September 2013. Ladakh.
Ladakh was that watershed moment of my life. It was
my second time in the region but something clicked and a lot changed. I
returned back home to find myself furiously typing on my laptop spending an
entire day travelogue-ing my every experience. I was under a spell – a spell
that helped me breakaway from my earlier block - the writer’s block.
Thus began a journey – a journey of traversing
through lands outside and of worlds within.
In that moment I found myself taking a little pledge
- I’d start by taking off once every quarter at least. It’s a pledge I adhered
to. And I glad I did because it’s true that if you set your mind to something,
it can be possible.
Allow me to demonstrate.
In the 15 months between that Ladakhi September and
the December of 2014, I planned my annual leaves from work (which were no more
than 29 days including public and national holidays) ahead of time.

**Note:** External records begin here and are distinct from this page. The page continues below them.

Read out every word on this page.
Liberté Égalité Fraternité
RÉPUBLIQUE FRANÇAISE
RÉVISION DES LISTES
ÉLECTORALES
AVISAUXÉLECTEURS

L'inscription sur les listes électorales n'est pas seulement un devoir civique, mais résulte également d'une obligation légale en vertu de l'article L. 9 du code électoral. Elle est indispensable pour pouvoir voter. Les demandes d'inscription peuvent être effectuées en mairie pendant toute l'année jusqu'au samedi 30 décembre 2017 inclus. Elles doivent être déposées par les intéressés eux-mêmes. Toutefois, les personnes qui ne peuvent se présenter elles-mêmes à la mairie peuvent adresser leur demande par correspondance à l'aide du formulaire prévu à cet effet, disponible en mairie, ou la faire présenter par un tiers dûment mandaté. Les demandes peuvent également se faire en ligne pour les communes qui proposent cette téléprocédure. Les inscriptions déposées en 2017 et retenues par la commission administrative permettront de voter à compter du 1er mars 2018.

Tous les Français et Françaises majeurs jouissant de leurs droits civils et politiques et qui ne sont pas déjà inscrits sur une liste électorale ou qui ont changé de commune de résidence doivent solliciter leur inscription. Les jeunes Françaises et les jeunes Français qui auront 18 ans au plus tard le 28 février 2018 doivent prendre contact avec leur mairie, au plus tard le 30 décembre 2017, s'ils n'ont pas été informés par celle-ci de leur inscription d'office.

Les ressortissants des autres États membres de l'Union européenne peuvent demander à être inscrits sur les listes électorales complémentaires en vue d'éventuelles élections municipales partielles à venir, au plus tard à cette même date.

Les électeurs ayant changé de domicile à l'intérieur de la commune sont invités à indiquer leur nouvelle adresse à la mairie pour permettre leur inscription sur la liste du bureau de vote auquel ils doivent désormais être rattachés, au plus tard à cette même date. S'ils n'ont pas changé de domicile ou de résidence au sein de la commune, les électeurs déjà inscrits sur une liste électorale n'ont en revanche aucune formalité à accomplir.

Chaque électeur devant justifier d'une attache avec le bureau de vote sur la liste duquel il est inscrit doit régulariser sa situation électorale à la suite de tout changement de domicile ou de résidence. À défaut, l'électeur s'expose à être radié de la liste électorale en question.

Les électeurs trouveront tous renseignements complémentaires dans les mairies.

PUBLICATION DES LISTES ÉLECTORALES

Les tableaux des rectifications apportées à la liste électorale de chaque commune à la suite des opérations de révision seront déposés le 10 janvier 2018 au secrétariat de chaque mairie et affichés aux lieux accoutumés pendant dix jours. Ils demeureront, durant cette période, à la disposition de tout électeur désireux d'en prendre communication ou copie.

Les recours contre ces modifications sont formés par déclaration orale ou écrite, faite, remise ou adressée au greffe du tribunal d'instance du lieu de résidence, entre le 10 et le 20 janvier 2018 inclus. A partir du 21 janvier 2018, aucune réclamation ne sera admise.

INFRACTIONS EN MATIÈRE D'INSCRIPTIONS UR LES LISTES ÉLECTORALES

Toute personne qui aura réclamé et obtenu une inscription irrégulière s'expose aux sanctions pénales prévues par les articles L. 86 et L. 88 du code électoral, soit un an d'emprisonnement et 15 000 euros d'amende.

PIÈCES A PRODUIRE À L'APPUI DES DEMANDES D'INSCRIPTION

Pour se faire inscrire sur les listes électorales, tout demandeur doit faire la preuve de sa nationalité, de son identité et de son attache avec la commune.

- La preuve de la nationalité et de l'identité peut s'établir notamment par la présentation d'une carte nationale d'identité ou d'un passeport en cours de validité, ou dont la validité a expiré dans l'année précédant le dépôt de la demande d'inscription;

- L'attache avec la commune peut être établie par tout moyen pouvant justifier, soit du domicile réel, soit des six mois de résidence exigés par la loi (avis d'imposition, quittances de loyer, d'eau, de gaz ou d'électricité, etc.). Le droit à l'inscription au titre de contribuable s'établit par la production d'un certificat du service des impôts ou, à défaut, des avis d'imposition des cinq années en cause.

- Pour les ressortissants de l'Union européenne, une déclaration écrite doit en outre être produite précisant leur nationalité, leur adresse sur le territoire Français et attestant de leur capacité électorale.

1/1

I
capitalized on the weekends – so if I’d take off on a Friday evening and return
at the end of the next weekend on a Sunday evening (or sometimes even an early
Monday morning showing up bright and refreshed to work directly) I’d easily
have a 9 day holiday at my disposal – of which only 5 comprised of paid leave!
If you’ve done the math you’d realise that one can
easily get away with this once every quarter and still have 9 days of leave
remaining at the end of the year – which goes to say that you can travel longer
if you’d like.
And just like that I transitioned from traveling once
every five odd months to then traveling at least once every quarter; the
emphasis being on ‘at least’ – because as I transitioned I wanted more.
Once a quarter seemed too much of a wait. I wasn’t traveling
solo all the time either. Regardless, I’d begun to earn the reputation of being
the person who knew what her two consecutive travel experiences over the next
few months would be. Or weeks (as it gradually turned out to be)!
Before I knew it I was taking off from the city every
other weekend exploring and experiencing places that were no more than a local
train ride away from home.
I did the math. In those 15 months I covered way too
many kilometres to count.
|
15 months |
But that wasn’t all.
Travel had made me want to write more. It made me
want to share my every little anecdote from the road – not merely of posing
next to a monument or two but of experiencing humanity, of finding ways to put my
faith back one personal encounter at a time. It is one thing to know of
something first-hand but it’s completely different when you get told that
someone else has decided to embark on a similar path because they’ve read or
heard about yours.
On second thoughts, maybe I should retract my earlier
statement about choosing travel. I didn’t choose travel; it chose me!